On May 28, 1972 I testified at a Congressional subcommittee meeting held at Kanab, Utah in support of a wilderness area.
“May 28, 1972
Road, Wilderness Topic of Debate on Glen Canyon“Seven congressmen, more than 70 witnesses and 350 supporters packed the sweltering Kanab High School gym for the day long hearing”
28 May 1972, Page 12 – at Newspapers.com
People keep saying how bad it would would be if Lake Powell dried up. I’ve been hoping for that ever since the canyon was flooded almost sixty years ago.
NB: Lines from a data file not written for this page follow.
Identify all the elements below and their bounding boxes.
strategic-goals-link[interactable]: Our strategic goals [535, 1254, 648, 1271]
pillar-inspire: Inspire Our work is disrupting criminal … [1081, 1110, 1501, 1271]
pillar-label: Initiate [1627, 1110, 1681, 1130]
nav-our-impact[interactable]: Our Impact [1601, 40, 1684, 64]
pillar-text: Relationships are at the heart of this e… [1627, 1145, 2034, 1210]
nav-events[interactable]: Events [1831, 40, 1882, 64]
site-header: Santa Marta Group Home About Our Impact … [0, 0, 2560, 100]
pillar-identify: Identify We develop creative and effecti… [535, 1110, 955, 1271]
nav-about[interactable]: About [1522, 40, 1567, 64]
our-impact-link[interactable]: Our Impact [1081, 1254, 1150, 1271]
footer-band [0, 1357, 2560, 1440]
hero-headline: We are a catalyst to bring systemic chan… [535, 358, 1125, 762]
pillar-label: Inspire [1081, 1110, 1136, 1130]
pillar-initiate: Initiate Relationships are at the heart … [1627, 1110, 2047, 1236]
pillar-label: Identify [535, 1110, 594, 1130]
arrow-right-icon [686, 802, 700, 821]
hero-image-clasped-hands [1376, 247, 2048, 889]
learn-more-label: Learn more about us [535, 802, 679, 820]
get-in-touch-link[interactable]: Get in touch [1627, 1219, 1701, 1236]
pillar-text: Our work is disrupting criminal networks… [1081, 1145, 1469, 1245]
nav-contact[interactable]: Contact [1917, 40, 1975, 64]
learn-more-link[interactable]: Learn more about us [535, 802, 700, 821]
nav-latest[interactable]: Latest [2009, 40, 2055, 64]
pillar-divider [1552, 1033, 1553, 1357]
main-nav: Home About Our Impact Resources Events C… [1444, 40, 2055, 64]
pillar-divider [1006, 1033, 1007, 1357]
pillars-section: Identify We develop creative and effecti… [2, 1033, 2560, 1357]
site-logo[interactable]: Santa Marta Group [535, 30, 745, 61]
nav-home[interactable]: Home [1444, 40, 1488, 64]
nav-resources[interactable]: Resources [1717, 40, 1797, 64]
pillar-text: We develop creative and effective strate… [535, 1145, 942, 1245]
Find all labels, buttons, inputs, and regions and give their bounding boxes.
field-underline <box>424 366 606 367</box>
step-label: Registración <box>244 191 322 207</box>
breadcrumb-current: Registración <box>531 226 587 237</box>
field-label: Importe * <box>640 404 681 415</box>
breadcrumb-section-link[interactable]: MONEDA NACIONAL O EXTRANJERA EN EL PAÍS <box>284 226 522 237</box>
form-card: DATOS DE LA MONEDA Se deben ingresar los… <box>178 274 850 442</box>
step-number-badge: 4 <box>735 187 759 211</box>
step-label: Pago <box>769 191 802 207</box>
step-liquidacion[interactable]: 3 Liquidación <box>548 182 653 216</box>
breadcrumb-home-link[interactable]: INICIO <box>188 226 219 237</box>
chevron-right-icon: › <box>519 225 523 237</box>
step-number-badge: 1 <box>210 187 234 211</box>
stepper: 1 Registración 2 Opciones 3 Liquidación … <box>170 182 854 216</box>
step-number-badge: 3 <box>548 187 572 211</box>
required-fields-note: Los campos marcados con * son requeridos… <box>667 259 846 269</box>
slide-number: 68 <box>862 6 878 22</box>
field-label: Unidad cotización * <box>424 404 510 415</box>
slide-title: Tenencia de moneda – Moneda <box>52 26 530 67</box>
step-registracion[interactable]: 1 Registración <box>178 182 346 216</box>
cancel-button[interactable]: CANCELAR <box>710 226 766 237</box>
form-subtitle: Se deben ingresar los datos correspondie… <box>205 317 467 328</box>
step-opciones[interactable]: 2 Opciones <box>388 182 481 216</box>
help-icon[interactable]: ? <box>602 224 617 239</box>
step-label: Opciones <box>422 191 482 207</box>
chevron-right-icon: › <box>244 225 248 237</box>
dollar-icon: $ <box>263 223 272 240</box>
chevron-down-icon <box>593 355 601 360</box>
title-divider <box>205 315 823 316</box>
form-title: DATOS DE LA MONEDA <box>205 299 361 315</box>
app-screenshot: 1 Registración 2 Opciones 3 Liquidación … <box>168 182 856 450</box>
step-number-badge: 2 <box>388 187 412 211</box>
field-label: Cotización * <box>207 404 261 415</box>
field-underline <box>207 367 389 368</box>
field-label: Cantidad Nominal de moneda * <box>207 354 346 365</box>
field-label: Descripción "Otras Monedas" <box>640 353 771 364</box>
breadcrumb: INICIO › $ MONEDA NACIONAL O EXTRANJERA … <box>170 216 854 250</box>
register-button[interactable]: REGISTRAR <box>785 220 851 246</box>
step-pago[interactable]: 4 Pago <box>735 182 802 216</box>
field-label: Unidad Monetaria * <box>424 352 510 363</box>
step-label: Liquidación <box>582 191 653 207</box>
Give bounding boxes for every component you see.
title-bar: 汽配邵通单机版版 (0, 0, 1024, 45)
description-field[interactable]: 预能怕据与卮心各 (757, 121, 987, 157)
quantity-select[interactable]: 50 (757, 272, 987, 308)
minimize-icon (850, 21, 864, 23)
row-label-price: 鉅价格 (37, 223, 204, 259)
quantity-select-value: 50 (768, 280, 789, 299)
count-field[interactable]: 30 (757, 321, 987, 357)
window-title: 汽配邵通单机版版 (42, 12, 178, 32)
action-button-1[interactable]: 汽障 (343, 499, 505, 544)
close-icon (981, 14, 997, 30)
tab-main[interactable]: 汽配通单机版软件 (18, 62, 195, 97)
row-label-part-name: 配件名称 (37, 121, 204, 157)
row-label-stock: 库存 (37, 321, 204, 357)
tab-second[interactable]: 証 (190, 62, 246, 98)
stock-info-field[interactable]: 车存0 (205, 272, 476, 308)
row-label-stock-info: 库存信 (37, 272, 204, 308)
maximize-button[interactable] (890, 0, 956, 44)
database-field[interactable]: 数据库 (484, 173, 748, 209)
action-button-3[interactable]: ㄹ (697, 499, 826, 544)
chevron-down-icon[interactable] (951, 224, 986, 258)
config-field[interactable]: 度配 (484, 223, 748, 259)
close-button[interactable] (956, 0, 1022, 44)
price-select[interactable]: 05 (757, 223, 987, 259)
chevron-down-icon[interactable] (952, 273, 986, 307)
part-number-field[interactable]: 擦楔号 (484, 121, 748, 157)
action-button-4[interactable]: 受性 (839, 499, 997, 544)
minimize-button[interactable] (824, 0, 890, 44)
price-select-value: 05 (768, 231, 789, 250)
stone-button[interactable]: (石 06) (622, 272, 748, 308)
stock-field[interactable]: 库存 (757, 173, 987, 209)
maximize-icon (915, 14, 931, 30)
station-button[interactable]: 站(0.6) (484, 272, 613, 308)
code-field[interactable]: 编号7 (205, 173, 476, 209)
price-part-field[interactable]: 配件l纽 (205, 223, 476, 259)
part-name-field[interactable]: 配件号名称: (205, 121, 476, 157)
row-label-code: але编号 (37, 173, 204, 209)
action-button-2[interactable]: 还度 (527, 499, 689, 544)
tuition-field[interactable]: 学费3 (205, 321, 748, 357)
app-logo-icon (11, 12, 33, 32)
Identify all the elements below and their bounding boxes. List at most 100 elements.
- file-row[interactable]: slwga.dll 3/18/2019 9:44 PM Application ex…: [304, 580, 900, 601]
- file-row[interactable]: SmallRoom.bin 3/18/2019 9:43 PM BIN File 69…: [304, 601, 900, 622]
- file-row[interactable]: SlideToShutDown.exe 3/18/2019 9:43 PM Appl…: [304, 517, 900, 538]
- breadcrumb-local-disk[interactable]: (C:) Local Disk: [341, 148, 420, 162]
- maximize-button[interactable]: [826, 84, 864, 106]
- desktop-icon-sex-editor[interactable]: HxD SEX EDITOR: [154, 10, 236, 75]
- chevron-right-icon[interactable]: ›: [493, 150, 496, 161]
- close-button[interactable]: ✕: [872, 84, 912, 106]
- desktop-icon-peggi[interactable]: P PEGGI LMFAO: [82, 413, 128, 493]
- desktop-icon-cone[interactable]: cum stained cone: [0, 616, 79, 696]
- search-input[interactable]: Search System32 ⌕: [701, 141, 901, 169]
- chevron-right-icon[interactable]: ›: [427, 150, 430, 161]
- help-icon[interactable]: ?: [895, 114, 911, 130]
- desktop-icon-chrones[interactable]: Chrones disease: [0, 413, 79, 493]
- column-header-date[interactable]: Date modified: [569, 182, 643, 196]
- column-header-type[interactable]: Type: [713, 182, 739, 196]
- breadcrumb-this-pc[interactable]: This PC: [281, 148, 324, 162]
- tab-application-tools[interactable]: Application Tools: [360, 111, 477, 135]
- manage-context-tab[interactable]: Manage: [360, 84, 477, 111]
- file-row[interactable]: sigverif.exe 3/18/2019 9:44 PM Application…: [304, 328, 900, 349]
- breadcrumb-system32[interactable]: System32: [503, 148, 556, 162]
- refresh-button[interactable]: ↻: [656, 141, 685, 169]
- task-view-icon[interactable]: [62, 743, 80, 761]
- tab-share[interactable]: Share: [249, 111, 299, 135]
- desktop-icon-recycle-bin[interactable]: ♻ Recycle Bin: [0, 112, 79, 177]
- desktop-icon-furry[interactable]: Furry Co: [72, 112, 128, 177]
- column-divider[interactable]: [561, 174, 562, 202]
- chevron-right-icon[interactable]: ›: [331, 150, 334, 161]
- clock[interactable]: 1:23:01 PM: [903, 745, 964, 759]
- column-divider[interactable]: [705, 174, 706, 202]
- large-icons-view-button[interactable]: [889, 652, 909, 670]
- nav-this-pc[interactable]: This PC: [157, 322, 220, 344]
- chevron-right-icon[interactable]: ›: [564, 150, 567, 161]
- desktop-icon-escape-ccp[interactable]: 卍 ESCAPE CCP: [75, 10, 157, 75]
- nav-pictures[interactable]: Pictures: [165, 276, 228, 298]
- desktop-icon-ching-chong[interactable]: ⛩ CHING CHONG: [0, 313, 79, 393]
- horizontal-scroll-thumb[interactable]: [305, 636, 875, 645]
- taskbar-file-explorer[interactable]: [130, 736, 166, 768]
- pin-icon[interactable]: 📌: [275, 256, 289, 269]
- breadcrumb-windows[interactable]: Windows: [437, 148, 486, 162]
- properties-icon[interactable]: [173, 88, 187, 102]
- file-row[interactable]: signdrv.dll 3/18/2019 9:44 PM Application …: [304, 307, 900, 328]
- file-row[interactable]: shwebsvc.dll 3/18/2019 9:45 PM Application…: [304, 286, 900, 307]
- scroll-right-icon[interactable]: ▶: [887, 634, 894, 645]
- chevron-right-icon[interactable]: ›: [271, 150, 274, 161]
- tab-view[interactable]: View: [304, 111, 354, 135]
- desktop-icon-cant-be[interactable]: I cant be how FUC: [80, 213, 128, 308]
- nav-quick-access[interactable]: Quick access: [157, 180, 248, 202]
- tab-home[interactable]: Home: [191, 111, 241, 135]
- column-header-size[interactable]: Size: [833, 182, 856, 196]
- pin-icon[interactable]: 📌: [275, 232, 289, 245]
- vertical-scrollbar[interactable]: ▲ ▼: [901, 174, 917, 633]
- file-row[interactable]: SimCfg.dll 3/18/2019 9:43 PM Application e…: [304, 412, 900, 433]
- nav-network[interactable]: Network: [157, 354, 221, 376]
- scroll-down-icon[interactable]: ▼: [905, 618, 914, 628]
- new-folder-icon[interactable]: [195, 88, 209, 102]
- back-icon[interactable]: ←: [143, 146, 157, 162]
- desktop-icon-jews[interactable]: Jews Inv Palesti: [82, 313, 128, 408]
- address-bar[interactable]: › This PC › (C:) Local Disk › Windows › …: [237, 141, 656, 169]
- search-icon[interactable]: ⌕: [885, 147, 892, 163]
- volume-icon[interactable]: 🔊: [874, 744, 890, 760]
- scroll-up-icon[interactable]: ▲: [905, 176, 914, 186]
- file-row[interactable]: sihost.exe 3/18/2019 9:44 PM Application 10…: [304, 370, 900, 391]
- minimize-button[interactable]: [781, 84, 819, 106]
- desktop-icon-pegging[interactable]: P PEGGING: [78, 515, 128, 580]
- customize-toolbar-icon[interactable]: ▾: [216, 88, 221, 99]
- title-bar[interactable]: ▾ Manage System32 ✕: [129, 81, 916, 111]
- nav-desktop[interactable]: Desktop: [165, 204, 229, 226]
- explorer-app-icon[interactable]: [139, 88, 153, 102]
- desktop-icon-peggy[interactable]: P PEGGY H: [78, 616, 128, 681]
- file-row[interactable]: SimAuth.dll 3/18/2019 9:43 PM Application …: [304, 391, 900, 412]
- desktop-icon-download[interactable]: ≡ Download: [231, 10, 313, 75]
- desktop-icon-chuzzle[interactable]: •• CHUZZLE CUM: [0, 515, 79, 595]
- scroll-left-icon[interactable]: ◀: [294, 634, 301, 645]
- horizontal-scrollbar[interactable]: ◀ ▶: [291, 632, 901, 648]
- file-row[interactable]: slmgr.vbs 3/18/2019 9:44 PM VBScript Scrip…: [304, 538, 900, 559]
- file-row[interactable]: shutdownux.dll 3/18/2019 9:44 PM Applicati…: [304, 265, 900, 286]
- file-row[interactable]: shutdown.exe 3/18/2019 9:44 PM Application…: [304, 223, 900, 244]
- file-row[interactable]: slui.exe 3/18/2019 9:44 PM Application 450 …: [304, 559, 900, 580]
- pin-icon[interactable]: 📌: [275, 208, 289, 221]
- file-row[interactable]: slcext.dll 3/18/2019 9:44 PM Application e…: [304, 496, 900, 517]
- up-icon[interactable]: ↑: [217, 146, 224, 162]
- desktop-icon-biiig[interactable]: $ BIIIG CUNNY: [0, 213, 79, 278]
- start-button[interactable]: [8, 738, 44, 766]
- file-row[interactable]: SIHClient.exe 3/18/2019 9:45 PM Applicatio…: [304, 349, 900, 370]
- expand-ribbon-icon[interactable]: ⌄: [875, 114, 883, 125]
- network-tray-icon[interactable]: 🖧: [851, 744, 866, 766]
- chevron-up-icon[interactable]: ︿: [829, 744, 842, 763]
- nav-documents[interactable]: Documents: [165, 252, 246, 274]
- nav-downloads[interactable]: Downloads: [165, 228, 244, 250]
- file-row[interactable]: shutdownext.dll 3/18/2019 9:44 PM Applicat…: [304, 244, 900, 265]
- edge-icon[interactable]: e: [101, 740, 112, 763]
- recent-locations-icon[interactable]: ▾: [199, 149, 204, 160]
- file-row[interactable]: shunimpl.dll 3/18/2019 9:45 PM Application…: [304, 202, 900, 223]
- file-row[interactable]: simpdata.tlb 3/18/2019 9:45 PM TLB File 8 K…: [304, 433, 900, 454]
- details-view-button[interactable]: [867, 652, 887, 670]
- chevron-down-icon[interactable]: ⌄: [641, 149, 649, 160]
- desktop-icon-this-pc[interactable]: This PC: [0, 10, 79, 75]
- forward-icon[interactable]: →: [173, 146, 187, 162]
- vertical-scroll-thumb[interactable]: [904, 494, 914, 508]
When I was in college at Kansas State, the 1993 floods ripped up a mile of soil and rock below the spillway apron at Tuttle Creek Res, as 60000 fps water flowed over. The Corps spent money 4 years later to cover a large swath of the immediate apron. As a geologist, it broke my heart. The next year flood waters again began to rise. I rooted for it to make it to the spillway again. Sadly, I was disappointed. The spillway remains covered. It was such a magnificent site after the flood, something I spent many hours studying during many geology labs.
“People keep saying how bad it would would be if Lake Powell dried up. I’ve been hoping for that ever since the canyon was flooded almost sixty years ago.”
It is getting closer. Denver Water is working around the clock to divert and pump more Colorado River basin water eastward under the Rockies to support the growth of the Front Range megapolis.
https://www.denverwater.org/tap/first-steps-gross-reservoir-expansion
Because Colorado needs more Californians.
And of course the uneducated idiots of the media, government, and the brainwashed will continue to blame water shortages on ‘climate change’ – never increased human demand.
Is the volume of water coming down the colorado into these reservoirs shrinking over the years? Or is it only increased consumption causing the lakes to dry up?